Standing up for someone else is considerably easier than doing that standing up thing for myself. This wonders me. Yes, learned behaviour is in there like the roots of an old oak tree, but I do look forward to the day I can challenge someone’s jab at me with consideration to self and to them, concomitantly. It is so much easier to go quiet, hugging the hurt and the sense of injustice and then to la-la-la away, only to return bright-faced and in collusion with all involved, as if nothing ever happened. Trouble is, those times don’t leave the building, not never. They rise again over time when a similar situation arises, reminding me of those long tangled roots.

However, there are times to shut up and take the knock, never to challenge it at all, ie when the reason for the perceived insult is a result of their baggage, not my own. In many ways I feel privileged to be able to take it and not to respond at all, unless with a kindness. I like to be kind. Working out when to and when not to, on the other hand, seems to be a lifetime’s study into All Things Human, for me, anyhoo, and I still have no definitive answer to that. Perhaps I never will, and doubly perhaps it doesn’t matter one tiddley jot. When I lie on my final bed and consider my long life stretching out behind me, burgeoning with memories of ups and memories of downs and a million squillion hectares in between, will I have the answer? I doubt it.

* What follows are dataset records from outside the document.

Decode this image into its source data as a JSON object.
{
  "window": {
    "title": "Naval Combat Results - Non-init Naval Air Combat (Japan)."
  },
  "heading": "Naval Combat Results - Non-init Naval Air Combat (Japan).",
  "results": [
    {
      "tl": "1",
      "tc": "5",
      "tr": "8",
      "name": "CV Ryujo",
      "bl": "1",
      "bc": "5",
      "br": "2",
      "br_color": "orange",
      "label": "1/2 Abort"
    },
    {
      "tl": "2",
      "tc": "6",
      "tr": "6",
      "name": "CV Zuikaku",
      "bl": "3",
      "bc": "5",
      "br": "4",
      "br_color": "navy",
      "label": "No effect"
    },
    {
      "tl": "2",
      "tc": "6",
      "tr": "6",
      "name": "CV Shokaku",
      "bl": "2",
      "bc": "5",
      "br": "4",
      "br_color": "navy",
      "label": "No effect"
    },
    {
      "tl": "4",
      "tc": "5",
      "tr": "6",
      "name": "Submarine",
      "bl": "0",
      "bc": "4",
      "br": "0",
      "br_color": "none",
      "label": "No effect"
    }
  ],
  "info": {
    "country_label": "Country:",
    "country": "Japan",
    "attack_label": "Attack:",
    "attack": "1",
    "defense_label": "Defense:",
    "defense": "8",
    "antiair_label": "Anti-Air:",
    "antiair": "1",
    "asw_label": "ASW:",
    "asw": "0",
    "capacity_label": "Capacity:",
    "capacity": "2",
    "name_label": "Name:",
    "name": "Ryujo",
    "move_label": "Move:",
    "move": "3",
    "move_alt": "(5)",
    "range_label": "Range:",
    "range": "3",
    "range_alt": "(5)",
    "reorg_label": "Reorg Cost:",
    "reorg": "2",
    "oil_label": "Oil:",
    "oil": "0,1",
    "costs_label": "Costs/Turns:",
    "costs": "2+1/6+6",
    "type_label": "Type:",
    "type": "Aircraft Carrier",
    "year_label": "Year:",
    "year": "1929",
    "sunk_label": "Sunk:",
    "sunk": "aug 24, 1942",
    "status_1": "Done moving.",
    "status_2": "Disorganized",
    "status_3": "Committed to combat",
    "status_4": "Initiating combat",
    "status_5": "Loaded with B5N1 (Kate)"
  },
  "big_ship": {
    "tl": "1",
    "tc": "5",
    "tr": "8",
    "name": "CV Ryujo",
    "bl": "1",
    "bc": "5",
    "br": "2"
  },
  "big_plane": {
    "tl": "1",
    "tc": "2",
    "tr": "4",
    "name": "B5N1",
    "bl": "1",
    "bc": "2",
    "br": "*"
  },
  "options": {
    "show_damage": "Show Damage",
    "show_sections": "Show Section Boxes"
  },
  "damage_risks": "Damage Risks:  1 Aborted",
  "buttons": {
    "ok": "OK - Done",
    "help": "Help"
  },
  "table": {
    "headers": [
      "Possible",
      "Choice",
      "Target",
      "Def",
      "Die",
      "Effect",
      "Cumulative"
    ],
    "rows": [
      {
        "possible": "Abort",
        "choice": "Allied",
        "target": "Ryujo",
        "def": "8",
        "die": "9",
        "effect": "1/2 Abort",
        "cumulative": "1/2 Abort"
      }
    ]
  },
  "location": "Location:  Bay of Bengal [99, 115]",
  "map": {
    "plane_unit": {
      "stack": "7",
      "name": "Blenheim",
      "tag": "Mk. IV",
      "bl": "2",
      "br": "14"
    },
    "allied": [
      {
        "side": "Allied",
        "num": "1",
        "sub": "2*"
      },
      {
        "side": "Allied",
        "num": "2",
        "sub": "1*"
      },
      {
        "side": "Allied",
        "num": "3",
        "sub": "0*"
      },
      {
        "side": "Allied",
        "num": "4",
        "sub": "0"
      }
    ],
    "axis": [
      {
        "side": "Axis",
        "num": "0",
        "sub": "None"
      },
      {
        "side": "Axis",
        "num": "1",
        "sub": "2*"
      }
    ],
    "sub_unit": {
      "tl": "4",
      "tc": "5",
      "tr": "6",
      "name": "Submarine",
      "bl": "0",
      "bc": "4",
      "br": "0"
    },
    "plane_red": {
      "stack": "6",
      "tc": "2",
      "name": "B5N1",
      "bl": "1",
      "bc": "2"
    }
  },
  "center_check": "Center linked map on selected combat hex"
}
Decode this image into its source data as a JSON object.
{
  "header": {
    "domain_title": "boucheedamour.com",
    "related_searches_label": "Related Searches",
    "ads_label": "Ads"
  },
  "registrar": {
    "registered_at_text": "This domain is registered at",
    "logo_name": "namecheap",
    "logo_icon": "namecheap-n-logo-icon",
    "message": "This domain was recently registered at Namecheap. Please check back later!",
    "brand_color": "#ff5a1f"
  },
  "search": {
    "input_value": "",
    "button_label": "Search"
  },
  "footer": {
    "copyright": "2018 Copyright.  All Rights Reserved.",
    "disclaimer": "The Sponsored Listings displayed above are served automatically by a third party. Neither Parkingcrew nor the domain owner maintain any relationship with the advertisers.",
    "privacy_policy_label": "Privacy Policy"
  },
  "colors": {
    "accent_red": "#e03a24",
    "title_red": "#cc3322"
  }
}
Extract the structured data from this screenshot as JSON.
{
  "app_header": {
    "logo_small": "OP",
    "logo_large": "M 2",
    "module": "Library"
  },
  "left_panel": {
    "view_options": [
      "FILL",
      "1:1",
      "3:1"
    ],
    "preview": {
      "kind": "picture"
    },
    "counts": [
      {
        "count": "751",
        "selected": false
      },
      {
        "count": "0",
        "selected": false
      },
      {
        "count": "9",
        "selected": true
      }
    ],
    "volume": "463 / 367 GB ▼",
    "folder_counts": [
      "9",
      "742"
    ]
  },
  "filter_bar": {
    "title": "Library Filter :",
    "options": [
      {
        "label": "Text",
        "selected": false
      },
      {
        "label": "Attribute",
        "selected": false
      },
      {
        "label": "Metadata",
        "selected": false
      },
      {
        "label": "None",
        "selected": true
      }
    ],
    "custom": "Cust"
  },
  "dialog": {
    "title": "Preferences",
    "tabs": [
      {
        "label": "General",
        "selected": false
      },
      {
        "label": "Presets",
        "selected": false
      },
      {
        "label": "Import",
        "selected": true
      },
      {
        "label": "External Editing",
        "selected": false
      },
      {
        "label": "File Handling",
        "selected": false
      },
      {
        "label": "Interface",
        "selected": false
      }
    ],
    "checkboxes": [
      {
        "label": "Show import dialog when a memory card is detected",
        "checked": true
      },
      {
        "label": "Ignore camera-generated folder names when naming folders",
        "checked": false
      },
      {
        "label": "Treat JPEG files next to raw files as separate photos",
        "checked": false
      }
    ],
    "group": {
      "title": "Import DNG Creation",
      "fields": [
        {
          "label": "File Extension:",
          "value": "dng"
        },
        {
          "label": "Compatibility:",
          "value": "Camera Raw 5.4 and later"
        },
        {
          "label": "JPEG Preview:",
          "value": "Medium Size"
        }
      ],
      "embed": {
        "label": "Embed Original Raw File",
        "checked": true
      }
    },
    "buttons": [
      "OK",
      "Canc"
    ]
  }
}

The biggest load of questions come from my relationship with my life partner. Well that’s not news to anyone with one. A life partner, I mean. Opposites attract and then that oppositeness becomes opposition shortly after returning from the honeymoon. In the Great Plan for All Things Human, this is, undoubtedly, a major flaw in the blueprint. When people rant on about our education plan, saying that none of the really important things are ever taught to our children, I can agree to a very great extent but the old stumbler is that most of what they really need to learn has no formula whatsoever. A conjoining of two souls for life is the biggest ball of confusion ever. Everyone knows that. So how can it ever be taught or learned? Well, it cannot. It is as slippery as an eel and as hard to hold on to.

Yesterday we played a game. If you could invite any 10 people to dinner for just one night, alive or dead, famous or down the road, fictitious or real, who would you invite?

God, I said for starters. And he’d better arrive first and I bagsy sit next to him because I have a constellation of questions to fire his way, to which I will require clear and understandable answers (no parables please). Another would be Freddie Mercury and a third Billy Connelly. (I only got to three but I’m working on the rest). Between the three of them I just might gain a little more insight into this confusion of a life.

Oh, and none of them are allowed to bunk off early.